It is well known in the art that the light emitted from artificial light sources can change in characteristics depending on a number of factors such as operating temperature and aging of the light source, for example. While technology is improving and light-emitting diodes (LEDs) are being used in increasing numbers of various types of space lighting applications, contemporary high-power LEDs are specifically prone to operating temperature induced colour shifts. Among the different material systems which are used today to implement high-power LEDs which emit various different coloured light, those used for implementing red LEDs are typically most sensitive to changes in temperature. Many multi-colour LED based luminaires therefore require control systems with a form of optical feedback to be able to maintain reasonably stable light emissions. In particular, it is advantageous to measure both the intensity and peak wavelength of light.
Methods and apparatuses for the detection of the light which is emitted by a specific LED or type of LED, for example, in a luminaire under operating conditions, are widely known in the art and readily available. In addition, the operating principles of these devices are described in a number of publications. Many of these solutions, however, suffer from various types of downfalls, most often cost-inefficiency.
For example, U.S. Pat. No. 4,904,088 describes a method and apparatus for determining radiation wavelengths and wavelength-corrected radiation power of monochromatic light sources. It provides an optoelectronic measuring method for determining the wavelength and the wavelength-corrected power of monochromatic light sources. Photodetectors of different spectral overall responsivity are acted upon by the flow of radiation of the light source to be measured through a transfer device. Signals are then produced and transmitted to a calculation unit via a unit for acquiring and processing the measurement values. From the above signals a wavelength-specific quantity is derived in the calculation unit which is compared with the wavelength-specific data present in the memory unit after one calibration. Thus, the actual wavelength of the light source to be measured can be determined, indicated by an indicator unit, or supplied through a data interface. When the actual wavelength is known, a wavelength-specific correction factor can be interrogated in the memory unit, and a wavelength-corrected power can be calculated in the calculation unit. This apparatus for determining radiation wavelengths and wavelength-corrected radiation power is configured for monochromatic light sources and may be complex and potentially cost prohibitive for generic lighting applications.

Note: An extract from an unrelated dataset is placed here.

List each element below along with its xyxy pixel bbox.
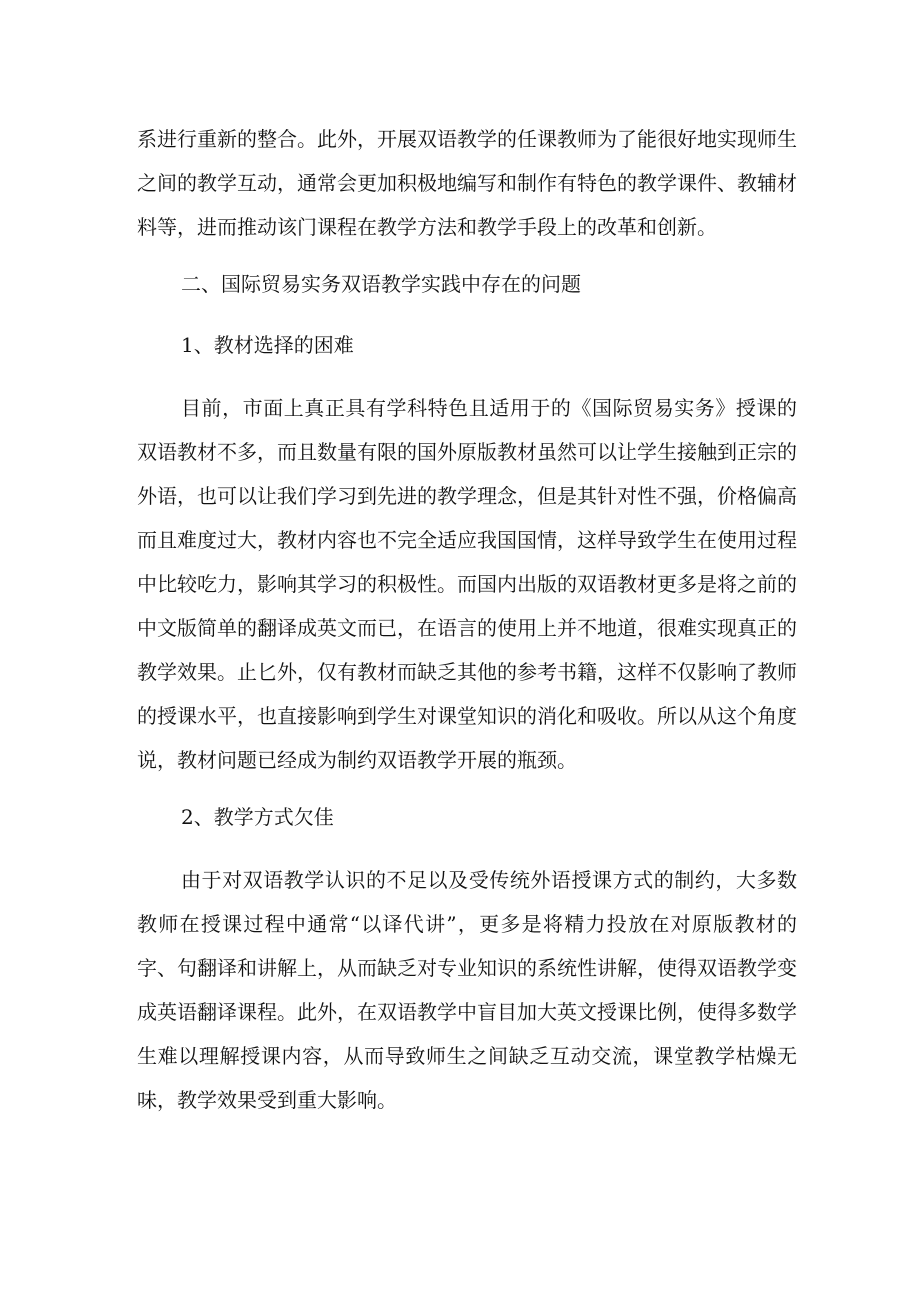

U.S. Pat. No. 4,309,604 describes a solid state wavelength detection system which can respond to output signals derived from a photoelectric semiconductor device. The photoelectric semiconductor device comprises at least two PN junctions formed at different depths from the surface of the semiconductor substrate. A deeper PN junction develops an output signal related to longer wavelength components of the light impinging thereon. A shallower PN junction develops an output signal related to shorter wavelength components of the impinging light. These two output signals are logarithmically compressed and compared with each other. The difference of the logarithmically compressed output signals represents the wavelength information of the impinging light. The photoelectric semiconductor device however, may be complicated and expensive to fabricate due to the multiple PN junctions and therefore may be cost prohibitive for common applications.
United States Patent Application Publication No. 2004/0022282 describes an arrangement for monitoring the main radiation beam emitted by an optical source such as a laser diode having a nominal emission wavelength. The arrangement includes first and second photodetectors as well as a wavelength selective element. A beam splitter module is provided for splitting a secondary beam from the main radiation beam of the laser source and directing it towards the first photodetector via the associated wavelength selective element. The wavelength selective element has a wavelength selective transmittance-reflectance characteristic, whereby said secondary beam is partly propagated towards said first photodetector and partly reflected from said wavelength selective element towards the second photodetector. The output signals from the photodetectors have intensities whose behaviours are a function of wavelength and are complementary to each other. Signal processing circuitry is further provided including an adder module and a subtractor module fed with the output signals from the photodetectors to generate a wavelength-independent sum signal, indicative of the intensity of the optical radiation generated by the optical source, and a wavelength-dependent difference signal, indicative of the difference between the actual wavelength of the radiation generated by said optical source and its nominal emission wavelength. This arrangement however, may be complicated and cost prohibitive and may not be easily integrated into a lighting device.
Therefore there is a need for a new and cost effective method and apparatus for determining intensities and peak wavelengths of light.
This background information is provided to reveal information believed by the applicant to be of possible relevance to the present invention. No admission is necessarily intended, nor should be construed, that any of the preceding information constitutes prior art against the present invention.